Fort Smith Mechanic Opens Electric Bike Shop

A Fort Smith mechanic has started selling e-bikes at what he hopes will be an “affordable” price to get more people going this summer.

Steve Charron received the first electric bikes four weeks ago and has since opened a store, RPM Motors, where he caters to dirt bikes, motorcycles, quads, side-by-sides, bike repairs and bike sales.

An avid cyclist, Charron says there’s a desire for e-bikes in the North.


“The thing is, there are no e-bike sales north of Grande Prairie right now except in Whitehorse, so this is sort of the first in the North,” Charron said, acknowledging that Overlander Yellowknife Sports provides e-bikes upon request. (Others, like Erasmus Apparel in Yellowknife, are starting to rent e-bikes.)

At this time, no discounts are available for e-bikes in the NWT. The territorial government indicates that it is studying the possibility of introducing a refund, which is already offered in the Yukon.

Charron said Fort Smith’s paved trail system is great for bikes, but some seniors may have trouble pedaling the trail hills. He added that fuel prices gave many people a reason to be interested in e-bikes.

“On a charge, they go about 40-60km depending on whether you’re pedaling or not, and they do 40-50km/h without pedalling, so they’re pretty quick,” he said.


On an electric bike, the pedaling depends on the cyclist. This can make them more accessible and enjoyable for people with knee injuries, the elderly, or people who don’t like to ride bikes.

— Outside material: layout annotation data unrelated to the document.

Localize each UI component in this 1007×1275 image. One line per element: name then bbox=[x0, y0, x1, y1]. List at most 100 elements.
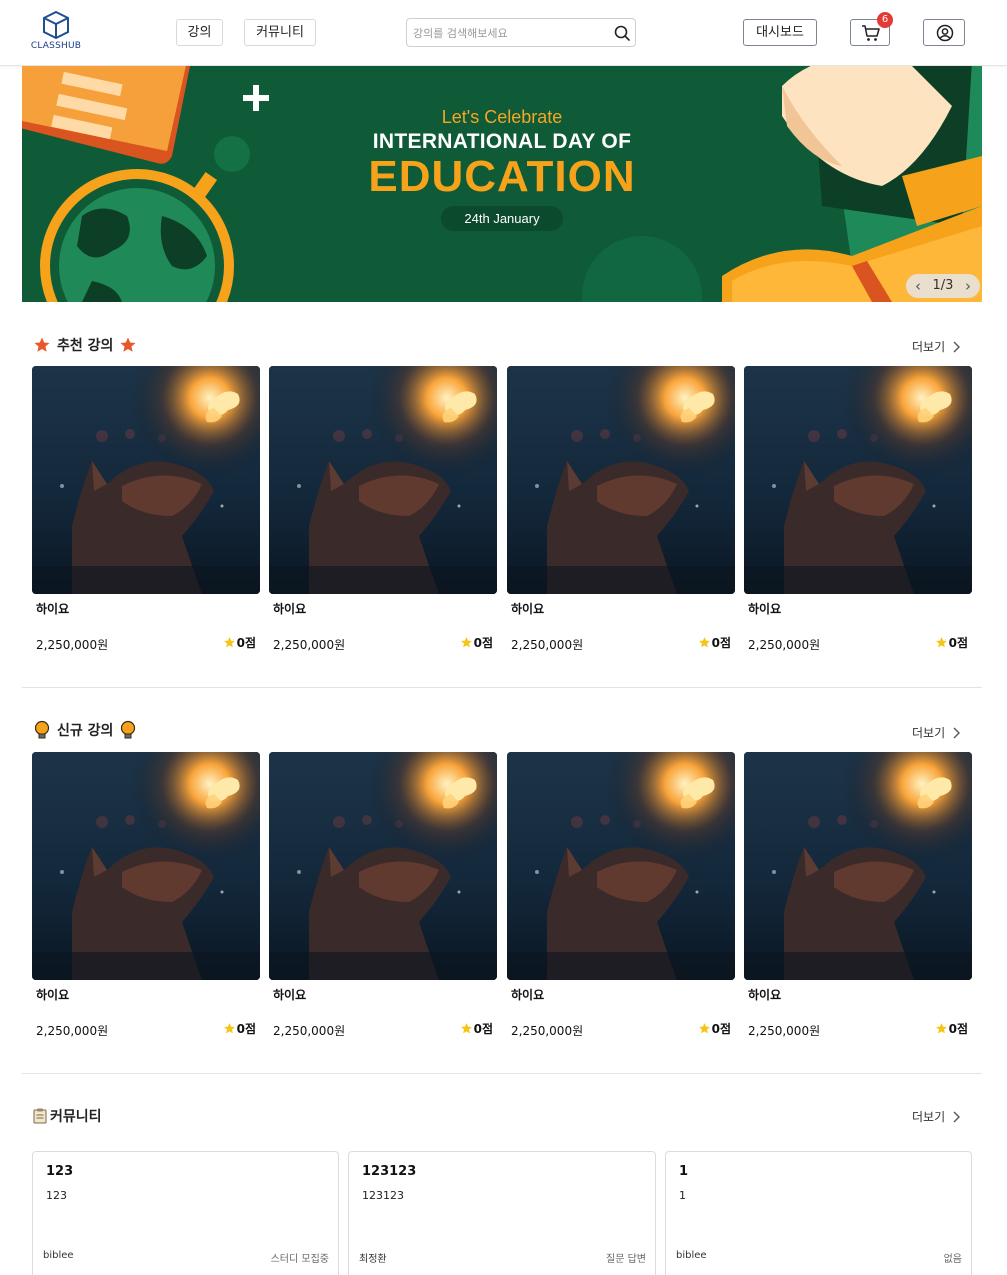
star-icon bbox=[698, 1023, 710, 1034]
community-post-card[interactable]: 1 1 biblee 없음 bbox=[665, 1151, 972, 1275]
post-status: 질문 답변 bbox=[606, 1254, 646, 1265]
course-thumbnail[interactable] bbox=[744, 366, 972, 594]
carousel-prev-icon[interactable]: ‹ bbox=[908, 274, 928, 298]
course-rating: 0점 bbox=[698, 634, 731, 651]
cat-image bbox=[744, 752, 972, 980]
community-post-card[interactable]: 123 123 biblee 스터디 모집중 bbox=[32, 1151, 339, 1275]
search-icon[interactable] bbox=[613, 24, 631, 42]
course-thumbnail[interactable] bbox=[744, 752, 972, 980]
cart-count-badge: 6 bbox=[877, 12, 893, 28]
course-price: 2,250,000원 bbox=[36, 1024, 109, 1038]
community-post-card[interactable]: 123123 123123 최정환 질문 답변 bbox=[348, 1151, 656, 1275]
course-thumbnail[interactable] bbox=[32, 752, 260, 980]
course-title: 하이요 bbox=[273, 602, 307, 616]
course-title: 하이요 bbox=[273, 988, 307, 1002]
star-icon bbox=[935, 1023, 947, 1034]
banner-title-line1: INTERNATIONAL DAY OF bbox=[372, 130, 632, 153]
chevron-right-icon bbox=[953, 1111, 961, 1122]
star-icon bbox=[698, 637, 710, 648]
course-thumbnail[interactable] bbox=[269, 752, 497, 980]
course-price: 2,250,000원 bbox=[273, 1024, 346, 1038]
community-section-header: 커뮤니티 bbox=[33, 1104, 102, 1128]
rating-value: 0점 bbox=[948, 1022, 968, 1036]
new-more-link[interactable]: 더보기 bbox=[912, 724, 961, 741]
star-icon bbox=[34, 337, 50, 352]
post-body: 123123 bbox=[362, 1189, 404, 1202]
logo-text: CLASSHUB bbox=[30, 41, 82, 51]
nav-courses-button[interactable]: 강의 bbox=[176, 19, 223, 46]
course-rating: 0점 bbox=[935, 634, 968, 651]
course-price: 2,250,000원 bbox=[748, 638, 821, 652]
community-more-link[interactable]: 더보기 bbox=[912, 1108, 961, 1125]
new-section-title: 신규 강의 bbox=[57, 723, 114, 739]
more-label: 더보기 bbox=[912, 340, 946, 354]
top-navbar: CLASSHUB 강의 커뮤니티 대시보드 6 bbox=[0, 0, 1007, 66]
search-bar bbox=[406, 18, 636, 47]
lightbulb-icon bbox=[121, 720, 136, 739]
cat-image bbox=[507, 366, 735, 594]
lightbulb-icon bbox=[34, 720, 50, 739]
cat-image bbox=[32, 752, 260, 980]
section-divider bbox=[22, 1073, 982, 1074]
rating-value: 0점 bbox=[473, 636, 493, 650]
rating-value: 0점 bbox=[948, 636, 968, 650]
recommended-section-title: 추천 강의 bbox=[57, 338, 114, 354]
classhub-logo[interactable]: CLASSHUB bbox=[28, 10, 84, 56]
new-section-header: 신규 강의 bbox=[33, 718, 137, 742]
post-body: 1 bbox=[679, 1189, 686, 1202]
dashboard-button[interactable]: 대시보드 bbox=[743, 19, 817, 46]
cat-image bbox=[269, 366, 497, 594]
rating-value: 0점 bbox=[711, 1022, 731, 1036]
rating-value: 0점 bbox=[473, 1022, 493, 1036]
course-thumbnail[interactable] bbox=[507, 752, 735, 980]
cat-image bbox=[32, 366, 260, 594]
course-price: 2,250,000원 bbox=[511, 1024, 584, 1038]
post-status: 없음 bbox=[943, 1254, 962, 1265]
cat-image bbox=[507, 752, 735, 980]
user-icon bbox=[936, 24, 954, 42]
course-rating: 0점 bbox=[223, 634, 256, 651]
banner-subtitle: Let's Celebrate bbox=[441, 107, 563, 127]
search-input[interactable] bbox=[413, 23, 608, 43]
chevron-right-icon bbox=[953, 727, 961, 738]
post-author: biblee bbox=[676, 1250, 707, 1261]
clipboard-icon bbox=[33, 1108, 47, 1124]
more-label: 더보기 bbox=[912, 726, 946, 740]
star-icon bbox=[460, 1023, 472, 1034]
course-title: 하이요 bbox=[36, 602, 70, 616]
course-thumbnail[interactable] bbox=[269, 366, 497, 594]
banner-title-line2: EDUCATION bbox=[368, 152, 636, 201]
cat-image bbox=[744, 366, 972, 594]
rating-value: 0점 bbox=[236, 1022, 256, 1036]
chevron-right-icon bbox=[953, 341, 961, 352]
recommended-more-link[interactable]: 더보기 bbox=[912, 338, 961, 355]
course-title: 하이요 bbox=[748, 988, 782, 1002]
course-rating: 0점 bbox=[698, 1020, 731, 1037]
cart-icon bbox=[862, 25, 880, 41]
course-price: 2,250,000원 bbox=[511, 638, 584, 652]
recommended-section-header: 추천 강의 bbox=[33, 333, 137, 357]
profile-button[interactable] bbox=[923, 19, 965, 46]
star-icon bbox=[120, 337, 136, 352]
rating-value: 0점 bbox=[711, 636, 731, 650]
course-price: 2,250,000원 bbox=[36, 638, 109, 652]
section-divider bbox=[22, 687, 982, 688]
star-icon bbox=[223, 1023, 235, 1034]
star-icon bbox=[223, 637, 235, 648]
more-label: 더보기 bbox=[912, 1110, 946, 1124]
cube-logo-icon bbox=[43, 10, 69, 40]
course-title: 하이요 bbox=[511, 602, 545, 616]
hero-banner[interactable]: Let's Celebrate INTERNATIONAL DAY OF EDU… bbox=[22, 66, 982, 302]
course-rating: 0점 bbox=[935, 1020, 968, 1037]
course-rating: 0점 bbox=[460, 634, 493, 651]
post-title: 123 bbox=[46, 1164, 74, 1179]
carousel-pager: ‹ 1/3 › bbox=[906, 274, 980, 298]
star-icon bbox=[460, 637, 472, 648]
banner-date-pill: 24th January bbox=[441, 206, 563, 231]
course-thumbnail[interactable] bbox=[32, 366, 260, 594]
nav-community-button[interactable]: 커뮤니티 bbox=[244, 19, 316, 46]
carousel-next-icon[interactable]: › bbox=[958, 274, 978, 298]
post-author: 최정환 bbox=[359, 1254, 387, 1265]
post-title: 123123 bbox=[362, 1164, 417, 1179]
course-thumbnail[interactable] bbox=[507, 366, 735, 594]
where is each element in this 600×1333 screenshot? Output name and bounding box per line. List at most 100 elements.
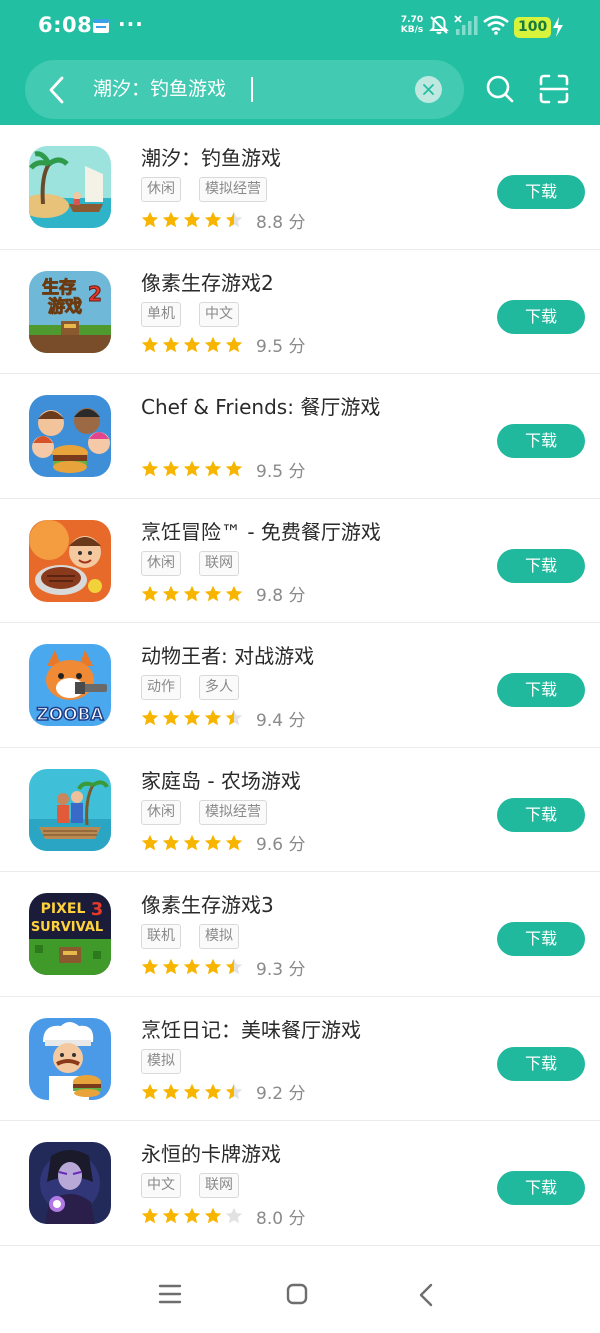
pixel-survival-3-logo-line1: PIXEL: [41, 901, 86, 917]
star-icon: [225, 958, 243, 975]
back-icon[interactable]: [417, 1283, 435, 1307]
app-list-item[interactable]: ZOOBA 动物王者: 对战游戏 动作 多人 9.4 分 下载: [0, 623, 600, 748]
app-list-item[interactable]: 烹饪日记：美味餐厅游戏 模拟 9.2 分 下载: [0, 996, 600, 1121]
star-icon: [225, 709, 243, 726]
app-tags: 中文 联网: [141, 1173, 239, 1198]
clear-search-button[interactable]: [415, 76, 442, 103]
star-icon: [141, 336, 159, 352]
app-rating: 9.3 分: [141, 956, 305, 980]
star-rating: [141, 460, 243, 478]
download-button[interactable]: 下载: [497, 299, 585, 334]
charging-icon: [553, 17, 563, 37]
app-tags: 休闲 模拟经营: [141, 799, 267, 825]
more-notifications-icon: ···: [118, 12, 144, 36]
star-icon: [183, 1207, 201, 1224]
star-icon: [141, 834, 159, 850]
app-tags: 休闲 联网: [141, 550, 239, 576]
star-icon: [225, 460, 243, 477]
pixel-survival-3-icon[interactable]: PIXEL SURVIVAL 3: [29, 893, 111, 975]
tidal-fishing-icon[interactable]: [29, 146, 111, 228]
app-title[interactable]: Chef & Friends: 餐厅游戏: [141, 391, 380, 420]
app-score: 9.6 分: [256, 835, 306, 855]
app-list-item[interactable]: 家庭岛 - 农场游戏 休闲 模拟经营 9.6 分 下载: [0, 747, 600, 872]
cooking-diary-icon[interactable]: [29, 1017, 111, 1100]
app-list-item[interactable]: 潮汐：钓鱼游戏 休闲 模拟经营 8.8 分 下载: [0, 125, 600, 250]
app-list-item[interactable]: PIXEL SURVIVAL 3 像素生存游戏3 联机 模拟 9.3 分 下载: [0, 872, 600, 997]
app-title[interactable]: 永恒的卡牌游戏: [141, 1138, 281, 1167]
download-button[interactable]: 下载: [497, 548, 585, 583]
pixel-survival-2-logo-line2: 游戏: [48, 296, 82, 317]
star-icon: [141, 1207, 159, 1224]
star-rating: [141, 336, 243, 354]
download-button[interactable]: 下载: [497, 424, 585, 458]
star-icon: [183, 336, 201, 352]
scan-icon[interactable]: [539, 74, 569, 104]
pixel-survival-2-icon[interactable]: 生存 游戏 2: [29, 270, 111, 353]
app-tag: 模拟: [141, 1048, 181, 1074]
star-icon: [204, 585, 222, 601]
network-speed: 7.70 KB/s: [400, 15, 424, 35]
app-list-item[interactable]: 烹饪冒险™ - 免费餐厅游戏 休闲 联网 9.8 分 下载: [0, 498, 600, 623]
app-tag: 模拟经营: [199, 799, 267, 825]
eternal-card-icon[interactable]: [29, 1142, 111, 1224]
app-title[interactable]: 像素生存游戏3: [141, 889, 274, 918]
download-button[interactable]: 下载: [497, 797, 585, 832]
download-button[interactable]: 下载: [497, 922, 585, 956]
star-icon: [141, 211, 159, 228]
star-icon: [204, 1083, 222, 1099]
star-icon: [162, 1083, 180, 1099]
pixel-survival-3-logo-line2: SURVIVAL: [31, 920, 103, 935]
app-tag: 联机: [141, 924, 181, 949]
app-title[interactable]: 烹饪冒险™ - 免费餐厅游戏: [141, 516, 381, 545]
cooking-adventure-icon[interactable]: [29, 519, 111, 602]
home-icon[interactable]: [286, 1283, 308, 1305]
star-icon: [141, 585, 159, 601]
app-title[interactable]: 动物王者: 对战游戏: [141, 640, 314, 669]
app-title[interactable]: 家庭岛 - 农场游戏: [141, 765, 301, 794]
download-button[interactable]: 下载: [497, 1171, 585, 1205]
download-button[interactable]: 下载: [497, 175, 585, 209]
chef-friends-icon[interactable]: [29, 395, 111, 477]
star-icon: [162, 460, 180, 477]
search-input[interactable]: [93, 60, 413, 119]
star-icon: [225, 1207, 243, 1224]
app-score: 9.8 分: [256, 586, 306, 606]
app-title[interactable]: 潮汐：钓鱼游戏: [141, 142, 281, 171]
star-rating: [141, 1207, 243, 1225]
app-tag: 模拟: [199, 924, 239, 949]
family-island-icon[interactable]: [29, 768, 111, 851]
text-cursor: [251, 77, 253, 102]
star-icon: [204, 958, 222, 975]
star-icon: [225, 1083, 243, 1099]
download-button[interactable]: 下载: [497, 1046, 585, 1081]
top-bar: 6:08 ··· 7.70 KB/s 100: [0, 0, 600, 125]
star-icon: [141, 709, 159, 726]
search-results-list: 潮汐：钓鱼游戏 休闲 模拟经营 8.8 分 下载 生存 游戏 2 像素生存游戏2: [0, 125, 600, 1246]
app-tag: 单机: [141, 301, 181, 327]
app-rating: 9.4 分: [141, 707, 306, 731]
app-tags: 单机 中文: [141, 301, 239, 327]
app-score: 9.5 分: [256, 461, 306, 482]
pixel-survival-2-logo-number: 2: [88, 282, 102, 306]
app-tag: 中文: [141, 1173, 181, 1198]
app-title[interactable]: 烹饪日记：美味餐厅游戏: [141, 1014, 361, 1043]
notification-card-icon: [93, 19, 109, 33]
star-icon: [183, 709, 201, 726]
app-tag: 多人: [199, 675, 239, 700]
app-score: 9.4 分: [256, 710, 306, 731]
zooba-icon[interactable]: ZOOBA: [29, 644, 111, 726]
status-bar: 6:08 ··· 7.70 KB/s 100: [0, 0, 600, 52]
app-list-item[interactable]: 永恒的卡牌游戏 中文 联网 8.0 分 下载: [0, 1121, 600, 1246]
app-tag: 模拟经营: [199, 177, 267, 202]
star-icon: [225, 336, 243, 352]
app-list-item[interactable]: 生存 游戏 2 像素生存游戏2 单机 中文 9.5 分 下载: [0, 249, 600, 374]
search-icon[interactable]: [485, 74, 515, 104]
download-button[interactable]: 下载: [497, 673, 585, 707]
search-box[interactable]: [25, 60, 464, 119]
app-title[interactable]: 像素生存游戏2: [141, 267, 274, 296]
back-arrow-icon[interactable]: [45, 75, 69, 105]
app-tags: 动作 多人: [141, 675, 239, 700]
app-list-item[interactable]: Chef & Friends: 餐厅游戏 9.5 分 下载: [0, 374, 600, 499]
star-icon: [225, 211, 243, 228]
recent-apps-icon[interactable]: [158, 1283, 182, 1305]
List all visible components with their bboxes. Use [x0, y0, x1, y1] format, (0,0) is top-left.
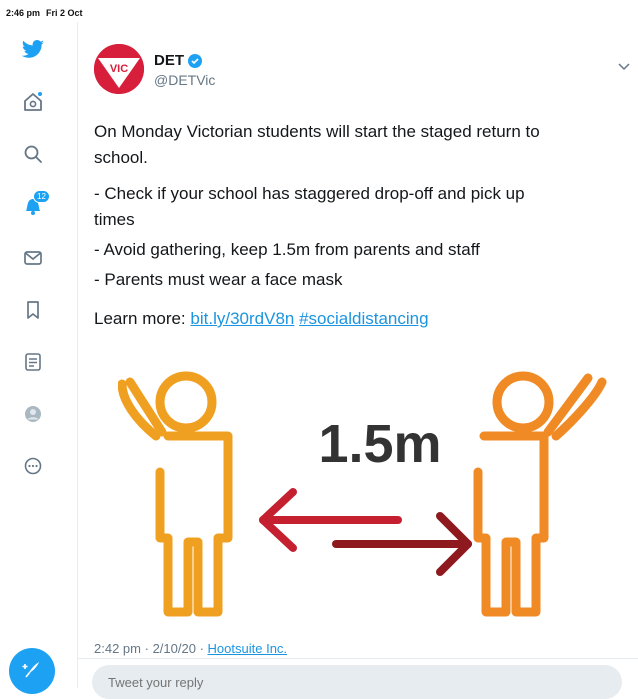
meta-separator-2: ·	[199, 641, 204, 656]
learn-more-label: Learn more:	[94, 309, 186, 328]
notifications-icon[interactable]: 12	[21, 190, 50, 218]
compose-tweet-icon	[21, 658, 43, 685]
tweet-source-link[interactable]: Hootsuite Inc.	[208, 641, 288, 656]
left-arrow-icon	[259, 488, 402, 552]
tweet-text-line1: On Monday Victorian students will start …	[94, 122, 540, 141]
right-arrow-icon	[332, 512, 472, 576]
author-handle[interactable]: @DETVic	[154, 72, 215, 88]
bookmarks-icon[interactable]	[21, 298, 45, 322]
reply-input[interactable]	[92, 665, 622, 699]
tweet-bullet1-line2: times	[94, 210, 135, 229]
tweet-bullet1-line1: - Check if your school has staggered dro…	[94, 184, 525, 203]
avatar-text: VIC	[110, 63, 128, 75]
avatar[interactable]: VIC	[94, 44, 144, 94]
twitter-bird-icon[interactable]	[21, 38, 45, 62]
chevron-down-icon[interactable]	[618, 58, 630, 76]
left-figure	[118, 371, 233, 617]
tweet-date: 2/10/20	[152, 641, 196, 656]
hashtag-link[interactable]: #socialdistancing	[299, 309, 428, 328]
right-figure	[473, 371, 607, 617]
author-name-text: DET	[154, 52, 184, 69]
distance-label: 1.5m	[318, 414, 441, 474]
tweet-detail: VIC DET @DETVic On Monday Victorian stud…	[78, 22, 638, 699]
messages-icon[interactable]	[21, 246, 45, 270]
learn-more-line: Learn more: bit.ly/30rdV8n #socialdistan…	[94, 307, 624, 331]
status-date: Fri 2 Oct	[46, 8, 83, 18]
profile-icon[interactable]	[21, 402, 45, 426]
lists-icon[interactable]	[21, 350, 45, 374]
tweet-time: 2:42 pm	[94, 641, 141, 656]
verified-icon	[188, 53, 202, 68]
more-icon[interactable]	[21, 454, 45, 478]
reply-divider	[78, 658, 638, 659]
compose-tweet-button[interactable]	[9, 648, 55, 694]
tweet-bullet2: - Avoid gathering, keep 1.5m from parent…	[94, 240, 480, 259]
tweet-bullet3: - Parents must wear a face mask	[94, 270, 343, 289]
notification-badge: 12	[33, 190, 50, 203]
status-bar: 2:46 pm Fri 2 Oct	[6, 8, 83, 18]
status-time: 2:46 pm	[6, 8, 41, 18]
tweet-link[interactable]: bit.ly/30rdV8n	[190, 309, 294, 328]
tweet-text-line2: school.	[94, 148, 148, 167]
social-distancing-graphic[interactable]: 1.5m	[118, 362, 618, 632]
search-icon[interactable]	[21, 142, 45, 166]
meta-separator-1: ·	[144, 641, 149, 656]
author-name[interactable]: DET	[154, 52, 202, 69]
home-icon[interactable]	[21, 90, 45, 114]
sidebar: 12	[0, 30, 70, 694]
tweet-timestamp: 2:42 pm · 2/10/20 · Hootsuite Inc.	[94, 641, 287, 656]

“When I first started watching them, I thought you had to pedal to get them going, but you don’t,” Charron said.

It also makes it a great commuter bike, he said.

“When you cycle to work and wear work clothes, you usually sweat, so it’s a great way to get around, especially in smaller communities.

“People all over the country use them as daily commuters, especially with the price of fuel.”

Charron noted the environmental benefits of e-bikes, over vehicles, and their versatility, especially in rocky terrain.

“We have a ton of sand here, and I tried one and I can’t believe we got enough torque in the sand,” he said.

Acknowledging the high prices of many e-bikes, Charron said he chose a Canadian brand that he considered affordable “but still very nice”. The bikes fold in half, have 20-inch wheels, and some have hydraulic brakes. They are priced from $2,500 to $4,000.

Charron also plans to set up a rental fleet for tourists and riders not looking to buy. The store plans to offer accessories by the end of the summer.